Sunday, June 09, 2013
Where Now For Music?
When we all look into the same house through different windows it should not be a surprise that we may all see different things. It’s the same house just different perspectives.
Pricewaterhouse Coopers have just issued a report predicting a 1% annual growth for the US-based music industry through to 2017. That may put a smile back on the music executives, who are ready to slit their wrist and could only see terminal decline. It may disappoint those optimists who believe that music has turned the corner and would have expected a significant upturn. However, for many it confirms that the traditional music industry after 100 years of stellar growth is now seriously flat lining.
Before we all jump in to defend our own viewpoint, we have to accept that the music industry is going through dramatic change in formats, channels, culture, and how consumers listen, store and pay for music. It would be somewhat foolish to predict the outcome in such turmoil. Who will survive and even what the market may look like in the next decade is open to many prespectives, interests and even down to the extent that the current culture will change.
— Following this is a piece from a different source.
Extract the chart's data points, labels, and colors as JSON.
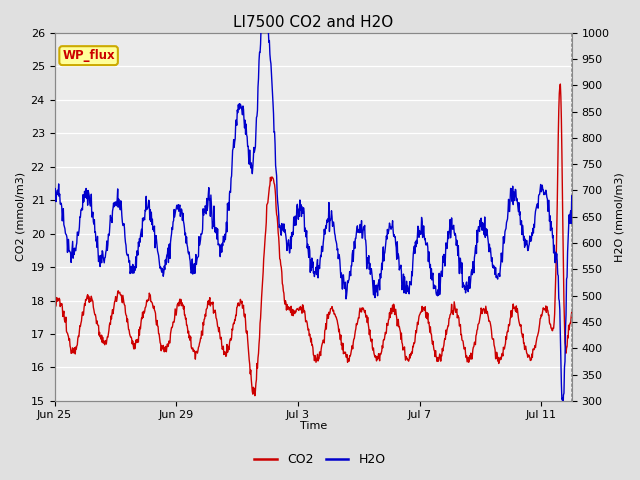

Today, digital sales may be increasing, but the value of the units sold is dropping. Digital sales may still be in their infancy, but are now under serious threat as Apple’s favour nation starts to faulter, the challenge to resell digital has only just begun and the demand streamed and subscription services is only starting to redefine ownership. Even the relatively new swing from album to singles, which was driven by the likes of iTunes, may not be as clear cut as once predicted and the single versus the album debate is ongoing for many. All this without the introduction of Neil Young’s Pono service which may not happen, but is bound to be followed by others who are wanting better quality than MP3.
If we look at through Pricewaterhouse Coopers’ revenue window we see a flat business.
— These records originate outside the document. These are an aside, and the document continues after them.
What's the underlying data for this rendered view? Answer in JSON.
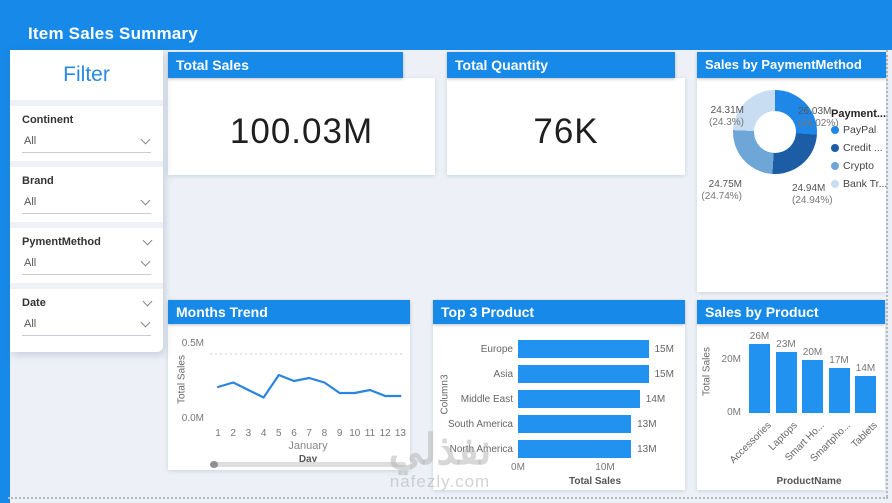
{
  "header": {
    "title": "Item Sales Summary"
  },
  "filter": {
    "title": "Filter",
    "sections": [
      {
        "label": "Continent",
        "value": "All",
        "label_chevron": false
      },
      {
        "label": "Brand",
        "value": "All",
        "label_chevron": false
      },
      {
        "label": "PymentMethod",
        "value": "All",
        "label_chevron": true
      },
      {
        "label": "Date",
        "value": "All",
        "label_chevron": true
      }
    ]
  },
  "kpis": [
    {
      "title": "Total Sales",
      "value": "100.03M"
    },
    {
      "title": "Total Quantity",
      "value": "76K"
    }
  ],
  "colors": {
    "accent": "#1789e8",
    "bar": "#2192f0",
    "line": "#2a85de",
    "gridline": "#cfcfcf"
  },
  "watermark": {
    "arabic": "نفذلي",
    "domain": "nafezly.com"
  },
  "chart_data": [
    {
      "id": "payment_donut",
      "type": "pie",
      "title": "Sales by PaymentMethod",
      "legend_title": "Payment...",
      "legend_position": "right",
      "slices": [
        {
          "label": "PayPal",
          "value": 26.03,
          "pct": 26.02,
          "value_label": "26.03M",
          "pct_label": "(26.02%)",
          "color": "#1e87e8"
        },
        {
          "label": "Credit ...",
          "value": 24.94,
          "pct": 24.94,
          "value_label": "24.94M",
          "pct_label": "(24.94%)",
          "color": "#1c5da6"
        },
        {
          "label": "Crypto",
          "value": 24.75,
          "pct": 24.74,
          "value_label": "24.75M",
          "pct_label": "(24.74%)",
          "color": "#6fa6d8"
        },
        {
          "label": "Bank Tr...",
          "value": 24.31,
          "pct": 24.3,
          "value_label": "24.31M",
          "pct_label": "(24.3%)",
          "color": "#c9ddf2"
        }
      ]
    },
    {
      "id": "months_trend",
      "type": "line",
      "title": "Months Trend",
      "xlabel": "Day",
      "x_group_label": "January",
      "ylabel": "Total Sales",
      "x": [
        1,
        2,
        3,
        4,
        5,
        6,
        7,
        8,
        9,
        10,
        11,
        12,
        13
      ],
      "values": [
        0.28,
        0.31,
        0.26,
        0.21,
        0.36,
        0.32,
        0.34,
        0.31,
        0.24,
        0.24,
        0.26,
        0.22,
        0.22
      ],
      "ylim": [
        0,
        0.5
      ],
      "yticks": [
        {
          "label": "0.0M",
          "value": 0
        },
        {
          "label": "0.5M",
          "value": 0.5
        }
      ],
      "grid": "top-dashed-only",
      "has_scrollbar": true
    },
    {
      "id": "top3_product",
      "type": "bar-horizontal",
      "title": "Top 3 Product",
      "xlabel": "Total Sales",
      "ylabel": "Column3",
      "categories": [
        "Europe",
        "Asia",
        "Middle East",
        "South America",
        "North America"
      ],
      "values": [
        15,
        15,
        14,
        13,
        13
      ],
      "value_labels": [
        "15M",
        "15M",
        "14M",
        "13M",
        "13M"
      ],
      "xticks": [
        {
          "label": "0M",
          "value": 0
        },
        {
          "label": "10M",
          "value": 10
        }
      ],
      "xlim": [
        0,
        17
      ]
    },
    {
      "id": "sales_by_product",
      "type": "bar",
      "title": "Sales by Product",
      "xlabel": "ProductName",
      "ylabel": "Total Sales",
      "categories": [
        "Accessories",
        "Laptops",
        "Smart Ho...",
        "Smartpho...",
        "Tablets"
      ],
      "values": [
        26,
        23,
        20,
        17,
        14
      ],
      "value_labels": [
        "26M",
        "23M",
        "20M",
        "17M",
        "14M"
      ],
      "yticks": [
        {
          "label": "0M",
          "value": 0
        },
        {
          "label": "20M",
          "value": 20
        }
      ],
      "ylim": [
        0,
        27
      ]
    }
  ]
}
Pricewaterhouse Coopers predict grow in 2013, but based exactly on what? Physical sales are falling and not being compensated by digital sales and even the return of vinyl can only be seen as niche. Kids are increasingly now turning to YouTube to watch and listen and even if these licences were revisited they would never bring back the glory days. We see from the recent Apple iRadio negotiations that although the streaming business appears to be sound it will not feed all the production mouths that have been built up over the good days.
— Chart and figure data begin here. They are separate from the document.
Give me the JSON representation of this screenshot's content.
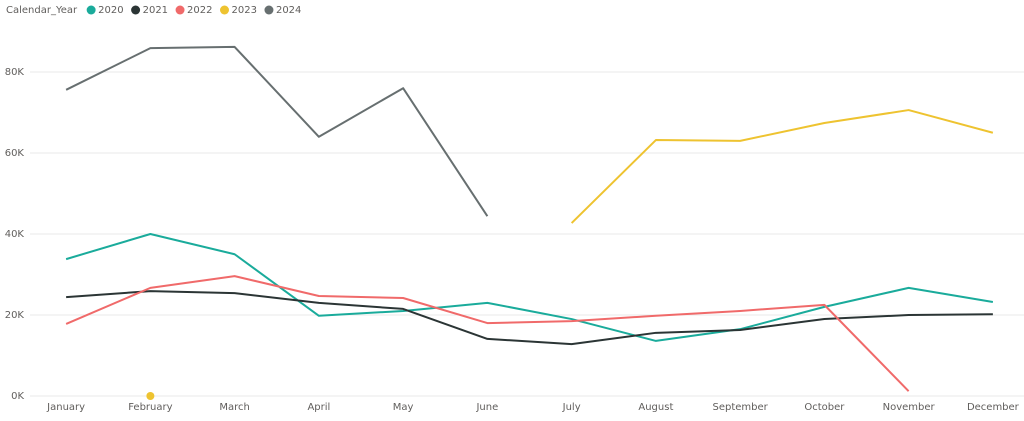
{
  "chart_data": {
    "type": "line",
    "legend_title": "Calendar_Year",
    "legend": "top-left",
    "categories": [
      "January",
      "February",
      "March",
      "April",
      "May",
      "June",
      "July",
      "August",
      "September",
      "October",
      "November",
      "December"
    ],
    "series": [
      {
        "name": "2020",
        "color": "#1AAB9B",
        "values": [
          33800,
          40000,
          35000,
          19800,
          21000,
          23000,
          19000,
          13600,
          16500,
          22000,
          26700,
          23200
        ]
      },
      {
        "name": "2021",
        "color": "#2B3535",
        "values": [
          24400,
          25900,
          25400,
          23000,
          21500,
          14100,
          12800,
          15600,
          16300,
          19000,
          20000,
          20200
        ]
      },
      {
        "name": "2022",
        "color": "#F06A6A",
        "values": [
          17800,
          26700,
          29600,
          24700,
          24200,
          18000,
          18500,
          19800,
          21000,
          22500,
          1200,
          null
        ]
      },
      {
        "name": "2023",
        "color": "#EEC330",
        "values": [
          null,
          0,
          null,
          null,
          null,
          null,
          42700,
          63200,
          63000,
          67400,
          70600,
          65000
        ]
      },
      {
        "name": "2024",
        "color": "#676F70",
        "values": [
          75600,
          85900,
          86200,
          64000,
          76000,
          44400,
          null,
          null,
          null,
          null,
          null,
          null
        ]
      }
    ],
    "ylim": [
      0,
      92000
    ],
    "yticks": [
      {
        "value": 0,
        "label": "0K"
      },
      {
        "value": 20000,
        "label": "20K"
      },
      {
        "value": 40000,
        "label": "40K"
      },
      {
        "value": 60000,
        "label": "60K"
      },
      {
        "value": 80000,
        "label": "80K"
      }
    ],
    "grid": true
  }
}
If we look through another Pricewaterhouse Coopers’ window that shows the comparative revenues generated by digital as opposed to physical we see a sick physical patient and a digitally challenged one.
When we look at live revenues the Pricewaterhouse Coopers’ perspective is more bullish and predicts a 3% growth to some $30.9 million by 2017. They state that this will "more than offset the continued decline in recorded music revenues." The question they fail to answer is whether this money and growth will be owned by the traditional gang of three majors, or now migrate to others such as Live Nation?
The question also exists about the division between publisher revenues and recorded revenues and how that split will grow as streaming services grow.
It’s easy to look at music and see a sector that is struggling to compensate and balance the loss of traditional physical sales revenues with the emerging digital ones but it’s harder to see how music will generate the same revenues it once did. It’s the same house but today even the foundations are changing!